ABD’nin metallerde %50 GV tarifesini sürdürmesi diğer metaller açısından önemli bir rahatsızlık oluşturmayacak gibi görünse de, çelik sektörü açısından durum farklıdır. Halen artış trendi içerisindeki yüksek enerji fiyatları, Ukrayna-Rusya savaşının biteceğine yönelik herhangi bir ışık görünmemesi her iki sektörde de geri dönüşüm tesislerinin atık ve karbondan arındırma yatırımıyla vergiden kaçınma konusunda ağır yaptırımlarla karşı karşıya olması yaptırımların yüksekliği nedeniyle çok ağır yatırımların zorunlu olması, bu süreci olumsuz etkilemektedir. Ayrıca yüksek seviyede üretim nedeniyle Uzak Doğu ve Asya’nın yıkıcı rekabeti, Çin, Hindistan, ardından Türkiye gibi bazı ülkelerin sektörde belirleyici konuma ulaşmış olması, AB’de sektörü zorlamaktadır. Tedarik açısından Türkiye’nin AB ye karşı vergi açısından daha avantajlı konumda bulunması (AB %50, Türkiye %15) AB açısından endişeleri artıran önemli bir unsur olarak değerlendirilmektedir.

AB’deki sektörle ilgili ciddi endişelerden birisi de GV uygulamasındaki avantajlı farklılıklar nedeniyle, ABD tedarik zincirinde yapının AB aleyhine değişmesi riskidir. Nitekim 2025 ilk 6 ayda Türkiye’nin AB’ye çelik ihracatı artmıştır. ABD’nin mevcut tarife artışından en çok Kanada, Meksika ve Avrupa’da önemli tesisleri bulunan üreticilerin etkileneceği, bu durumun Türkiye İsviçre gibi ülkeler acısından ise önemli bir avantaj haline dönüşeceğini ifade etmek mümkündür. Şimdiden AB’de sektörün ön de gelen firmalarından ArcelorMittal ve Alman ThyssenKrupp’un bu durumdan yüksek seviyede endişe duyduklarını ifade etmek mümkündür.

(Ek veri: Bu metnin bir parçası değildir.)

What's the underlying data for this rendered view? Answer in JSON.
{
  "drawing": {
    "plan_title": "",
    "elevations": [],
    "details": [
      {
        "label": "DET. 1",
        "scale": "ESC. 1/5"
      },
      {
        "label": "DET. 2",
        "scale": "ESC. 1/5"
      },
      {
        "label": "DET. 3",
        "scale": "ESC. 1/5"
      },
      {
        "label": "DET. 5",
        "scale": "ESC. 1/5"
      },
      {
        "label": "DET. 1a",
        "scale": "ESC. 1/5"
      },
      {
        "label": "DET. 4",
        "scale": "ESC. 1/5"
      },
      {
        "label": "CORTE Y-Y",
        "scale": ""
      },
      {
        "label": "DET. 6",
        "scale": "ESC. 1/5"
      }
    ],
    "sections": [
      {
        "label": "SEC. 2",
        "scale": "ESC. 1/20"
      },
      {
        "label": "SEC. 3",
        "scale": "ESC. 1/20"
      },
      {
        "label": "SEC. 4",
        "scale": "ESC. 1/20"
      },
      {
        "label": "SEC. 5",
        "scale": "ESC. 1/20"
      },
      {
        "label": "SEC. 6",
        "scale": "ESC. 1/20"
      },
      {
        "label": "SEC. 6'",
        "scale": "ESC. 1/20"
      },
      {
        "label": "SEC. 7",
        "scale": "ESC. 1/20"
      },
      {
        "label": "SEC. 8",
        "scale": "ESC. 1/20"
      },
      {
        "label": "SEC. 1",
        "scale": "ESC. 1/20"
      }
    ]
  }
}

Ancak uzmanlar AB açısından oluşturulması muhtemel kotaların sorunun ancak belirli bir kısmına çözüm getireceğini, esas olarak Çin, Hindistan ve Kanada’dan gerçekleştirilecek reeksportların AB açısından ABD’de vergilendirme bakımından çözümlenmesi gereken ikincil bir sorun olarak değerlendirilmektedir.

AB’nin henüz bu iki ürün grubu açısından çözüme kavuşturamadığı GV oranı ve GV siz kota tartışması, Türkiye ve benzeri çelik üreticileri açısından büyük avantaj oluşturmaktadır. Nitekim ihracat verilerimize bakıldığında 2024 ve 2025 ABD’ye yönelik Çelik ihracatımızda ciddi bir artışın söz konusu olduğunu söylememiz mümkündür. Ancak bu durumun istikrarlı bir seviyede tutulabilmesi ve korunması büyük önem arz etmektedir. ABD’nin AB karşısında mevcut tutumu ise Türkiye lehine görünmektedir.

Ancak, Türkiye olarak gelişmeleri yakından takip ederek ülkemiz için büyük önem taşıyan çelik sektörü ve özellikle dönüşüm sektörünün korunması ekonomi ve ihracatımızda istikrar açsından büyük önem taşıdığı cihetle yakından izlemek gerekmektedir.

Alüminyum konusunda ise Türkiye henüz kendi ihtiyaçlarını karşılayabilecek durumda değildir. Kısmen hurda dönüşümü ve ithalat ile ihtiyaçlarımız karşılanmaktadır. Ancak Alüminyum hammaddesi açısından oldukça zengin olan çok iyi ilişki içerisinde bulunduğumuz Afrika ülkeleri ile ortak yatırım hem ülkemiz açısından hem de Afrika da ilave katma değer sağlanması açısından, yeni bir ortaklık ve dayanışma alanı olarak değerlendirmek mümkündür. Sektör üzerinde durmalı ve bu konuda sektör desteklenerek yönlendirilmelidir.